- Directed by: Allie Light
- Produced by: Irving Saraf
- Cinematography: Irving Saraf
- Edited by: Irving Saraf
- Distributed by: Women Make Movies
- Release date: 1993;
- Running time: 90 minutes
- Country: United States
- Language: English

= Dialogues with Madwomen =

Dialogues with Madwomen is a 1993 documentary by Allie Light focusing on mental illness in women. It was later aired on television on the PBS series POV.

==Synopsis==
In Dialogues with Madwomen, filmmakers Allie Light and Irving Saraf have seven "madwomen" — including Light herself — into telling their stories. Using a mixture of home movies, archival footage of psychiatric wards, re-enactments, and interviews with their subjects, Light and Saraf have created a complex, moving portrait of women in whom depression, schizophrenia, and multiple personalities coexist with powerful, sometimes inspired levels of creativity. Several of the women talk about traumatic experiences like childhood abuse, rape, homelessness and racism. In their stories of therapy, they mention therapist approaches like “One weekend he told me I could go home if I promised to bake a turkey. The next weekend I could go home if I promised to mop all the floors.” Throughout their stories, the participants find different ways to return to everyday life. The movie ends with the information that participant Karen Wong was murdered shortly after the interviews were finished.

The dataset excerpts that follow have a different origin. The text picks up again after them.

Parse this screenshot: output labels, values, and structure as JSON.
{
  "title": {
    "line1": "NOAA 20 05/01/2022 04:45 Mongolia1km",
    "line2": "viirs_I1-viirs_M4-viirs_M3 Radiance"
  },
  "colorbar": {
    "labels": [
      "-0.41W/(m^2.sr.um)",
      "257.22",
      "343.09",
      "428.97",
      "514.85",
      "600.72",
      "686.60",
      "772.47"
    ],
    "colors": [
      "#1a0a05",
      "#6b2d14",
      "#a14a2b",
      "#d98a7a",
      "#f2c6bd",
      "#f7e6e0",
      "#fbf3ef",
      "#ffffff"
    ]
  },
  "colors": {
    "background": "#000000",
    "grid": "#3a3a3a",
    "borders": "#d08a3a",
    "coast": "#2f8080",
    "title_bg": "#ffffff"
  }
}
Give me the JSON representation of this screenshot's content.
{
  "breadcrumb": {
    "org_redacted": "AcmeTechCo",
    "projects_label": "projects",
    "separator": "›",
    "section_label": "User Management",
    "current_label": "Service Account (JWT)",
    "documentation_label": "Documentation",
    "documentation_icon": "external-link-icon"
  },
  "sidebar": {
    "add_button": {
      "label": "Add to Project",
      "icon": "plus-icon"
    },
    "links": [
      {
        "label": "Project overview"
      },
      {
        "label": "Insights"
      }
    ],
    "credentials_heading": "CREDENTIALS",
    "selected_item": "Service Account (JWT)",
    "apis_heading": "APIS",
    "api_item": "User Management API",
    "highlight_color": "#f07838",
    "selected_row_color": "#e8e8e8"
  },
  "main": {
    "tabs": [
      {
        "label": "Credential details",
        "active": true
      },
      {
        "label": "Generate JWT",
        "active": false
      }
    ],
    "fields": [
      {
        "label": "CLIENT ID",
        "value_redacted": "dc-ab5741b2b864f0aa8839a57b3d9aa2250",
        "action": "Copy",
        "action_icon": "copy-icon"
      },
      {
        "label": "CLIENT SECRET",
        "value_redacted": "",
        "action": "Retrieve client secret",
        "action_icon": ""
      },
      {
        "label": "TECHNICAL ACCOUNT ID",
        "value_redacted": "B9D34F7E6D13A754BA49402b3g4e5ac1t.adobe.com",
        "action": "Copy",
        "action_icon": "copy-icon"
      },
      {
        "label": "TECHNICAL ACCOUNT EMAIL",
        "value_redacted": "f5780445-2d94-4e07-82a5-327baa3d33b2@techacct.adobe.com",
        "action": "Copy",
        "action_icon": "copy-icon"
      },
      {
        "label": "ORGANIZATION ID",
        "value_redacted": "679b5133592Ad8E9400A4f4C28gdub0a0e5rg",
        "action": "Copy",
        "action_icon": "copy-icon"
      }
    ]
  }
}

The film does not openly criticise circumstances that led to mental health issues, or the ways the women were treated. Their statements stand alone, for the viewer to form their own impression and opinion. No shocking videos or photos are used, the intensity of the stories remains in the words of the participants.

==See also==
- Atypical antipsychotics, which came onto the market after this film was made

==Karen Wong==
In December 2013, a man whose DNA linked him to Karen Wong, one of the seven women in the film, was found guilty and convicted for her murder. His conviction was later overturned.